Undertakings shall prepare an annual ESG Report on the fulfilment of their sustainability due diligence obligations from the previous business year in electronic form, through the ESG management platform, which shall be reviewed and certified by an ESG certifier. The ESG Report shall include information necessary to understand the impact of the undertaking's activities on sustainability issues and the information on how sustainability and social issues affect the development, performance and position of the undertaking and its relationship with society. Undertakings may also involve a registered ESG advisor in preparing the ESG Report. Should undertakings fail to comply with the ESG reporting obligations, the Supervisory Authority for Regulated Activities may impose financial penalties. The detailed requirements for the content of the ESG Report will be regulated by lower-level legislation, yet to be adopted.

In addition, the ESG Act implements CSRD and obliges undertakings to prepare and file sustainability reports using European Sustainability Reporting Standards (ESRSs). In principle, as part of their annual report, undertakings shall include data and information on sustainability issues related to their activities, including the relationship between their business model, strategy and sustainability issues as well as climate objectives, roles and responsibilities related to sustainability issues, sustainability risks, opportunities and adverse impacts, and the means of addressing them. The sustainability report shall also include information on the value chain including products and services, business relationships and supply chain. Undertakings may omit information from the sustainability report relating to impending developments or matters in the course of negotiation with due justification under certain circumstances.


The governmental coordination tasks related to the sustainability due diligence obligations fall within the competence of the Minister for Economic Development (i.e. Minister of National Economy), whereas the Supervisory Authority for Regulated Activities supervises the compliance with sustainability due diligence obligations and the transparency of the ESG reporting processes, including the keeping of registers.

In addition to the governmental regulatory side, the ESG Act also regulates the activities of significant market operators in the Hungarian ESG Ecosystem, including:

  • ESG advisors (and their training institutions) who provide ESG related information and advisory services for covered undertakings,
  • ESG certifiers, who review and certify ESG reports,
  • ESG qualifiers who provide a rating for undertakings, based on their own business decision, considering the ESG compliance and progress,
  • Companies distributing and manufacturing ESG software.

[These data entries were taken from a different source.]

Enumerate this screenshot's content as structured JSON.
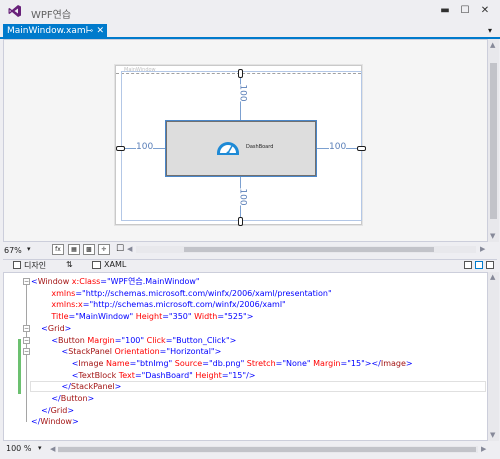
{
  "app": {
    "title": "WPF연습"
  },
  "titlebar_buttons": {
    "minimize": "▬",
    "maximize": "☐",
    "close": "✕",
    "menu": "▾"
  },
  "tab": {
    "label": "MainWindow.xaml",
    "pin": "⊸",
    "close": "✕",
    "dropdown": "▾"
  },
  "designer": {
    "window_caption": "MainWindow",
    "margins": {
      "top": "100",
      "bottom": "100",
      "left": "100",
      "right": "100"
    },
    "button_label": "DashBoard"
  },
  "designer_toolbar": {
    "zoom": "67%",
    "zoom_dropdown": "▾",
    "fx_label": "fx"
  },
  "split": {
    "design_tab": "디자인",
    "swap": "⇅",
    "xaml_tab": "XAML"
  },
  "editor": {
    "zoom": "100 %",
    "lines": [
      [
        [
          "tk-b",
          "<"
        ],
        [
          "tk-m",
          "Window "
        ],
        [
          "tk-a",
          "x:Class"
        ],
        [
          "tk-b",
          "=\""
        ],
        [
          "tk-v",
          "WPF연습.MainWindow"
        ],
        [
          "tk-b",
          "\""
        ]
      ],
      [
        [
          "tk-a",
          "        xmlns"
        ],
        [
          "tk-b",
          "=\""
        ],
        [
          "tk-v",
          "http://schemas.microsoft.com/winfx/2006/xaml/presentation"
        ],
        [
          "tk-b",
          "\""
        ]
      ],
      [
        [
          "tk-a",
          "        xmlns:x"
        ],
        [
          "tk-b",
          "=\""
        ],
        [
          "tk-v",
          "http://schemas.microsoft.com/winfx/2006/xaml"
        ],
        [
          "tk-b",
          "\""
        ]
      ],
      [
        [
          "tk-a",
          "        Title"
        ],
        [
          "tk-b",
          "=\""
        ],
        [
          "tk-v",
          "MainWindow"
        ],
        [
          "tk-b",
          "\" "
        ],
        [
          "tk-a",
          "Height"
        ],
        [
          "tk-b",
          "=\""
        ],
        [
          "tk-v",
          "350"
        ],
        [
          "tk-b",
          "\" "
        ],
        [
          "tk-a",
          "Width"
        ],
        [
          "tk-b",
          "=\""
        ],
        [
          "tk-v",
          "525"
        ],
        [
          "tk-b",
          "\">"
        ]
      ],
      [
        [
          "tk-b",
          "    <"
        ],
        [
          "tk-m",
          "Grid"
        ],
        [
          "tk-b",
          ">"
        ]
      ],
      [
        [
          "tk-b",
          "        <"
        ],
        [
          "tk-m",
          "Button "
        ],
        [
          "tk-a",
          "Margin"
        ],
        [
          "tk-b",
          "=\""
        ],
        [
          "tk-v",
          "100"
        ],
        [
          "tk-b",
          "\" "
        ],
        [
          "tk-a",
          "Click"
        ],
        [
          "tk-b",
          "=\""
        ],
        [
          "tk-v",
          "Button_Click"
        ],
        [
          "tk-b",
          "\">"
        ]
      ],
      [
        [
          "tk-b",
          "            <"
        ],
        [
          "tk-m",
          "StackPanel "
        ],
        [
          "tk-a",
          "Orientation"
        ],
        [
          "tk-b",
          "=\""
        ],
        [
          "tk-v",
          "Horizontal"
        ],
        [
          "tk-b",
          "\">"
        ]
      ],
      [
        [
          "tk-b",
          "                <"
        ],
        [
          "tk-m",
          "Image "
        ],
        [
          "tk-a",
          "Name"
        ],
        [
          "tk-b",
          "=\""
        ],
        [
          "tk-v",
          "btnImg"
        ],
        [
          "tk-b",
          "\" "
        ],
        [
          "tk-a",
          "Source"
        ],
        [
          "tk-b",
          "=\""
        ],
        [
          "tk-v",
          "db.png"
        ],
        [
          "tk-b",
          "\" "
        ],
        [
          "tk-a",
          "Stretch"
        ],
        [
          "tk-b",
          "=\""
        ],
        [
          "tk-v",
          "None"
        ],
        [
          "tk-b",
          "\" "
        ],
        [
          "tk-a",
          "Margin"
        ],
        [
          "tk-b",
          "=\""
        ],
        [
          "tk-v",
          "15"
        ],
        [
          "tk-b",
          "\"></"
        ],
        [
          "tk-m",
          "Image"
        ],
        [
          "tk-b",
          ">"
        ]
      ],
      [
        [
          "tk-b",
          "                <"
        ],
        [
          "tk-m",
          "TextBlock "
        ],
        [
          "tk-a",
          "Text"
        ],
        [
          "tk-b",
          "=\""
        ],
        [
          "tk-v",
          "DashBoard"
        ],
        [
          "tk-b",
          "\" "
        ],
        [
          "tk-a",
          "Height"
        ],
        [
          "tk-b",
          "=\""
        ],
        [
          "tk-v",
          "15"
        ],
        [
          "tk-b",
          "\"/>"
        ]
      ],
      [
        [
          "tk-b",
          "            </"
        ],
        [
          "tk-m",
          "StackPanel"
        ],
        [
          "tk-b",
          ">"
        ]
      ],
      [
        [
          "tk-b",
          "        </"
        ],
        [
          "tk-m",
          "Button"
        ],
        [
          "tk-b",
          ">"
        ]
      ],
      [
        [
          "tk-b",
          "    </"
        ],
        [
          "tk-m",
          "Grid"
        ],
        [
          "tk-b",
          ">"
        ]
      ],
      [
        [
          "tk-b",
          "</"
        ],
        [
          "tk-m",
          "Window"
        ],
        [
          "tk-b",
          ">"
        ]
      ]
    ]
  },
  "colors": {
    "accent": "#007acc",
    "change_bar": "#6cc070",
    "selection": "#4a86c8"
  }
}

In light of the above, it can be concluded that a completely new and forward-looking ESG system is emerging in Hungary. The ESG Act, however, only lays down the foundations and cornerstones of this complex framework, therefore a number of supplementary rules remain to be adopted by the legislator.

DLA Piper Hungary is committed to follow and monitor the latest developments with the view to provide comprehensive legal and business advisory services to our clients with an integrated approach in connection with the applicable ESG rules and helping to covert these new obligations into opportunities for a better and more sustainable future.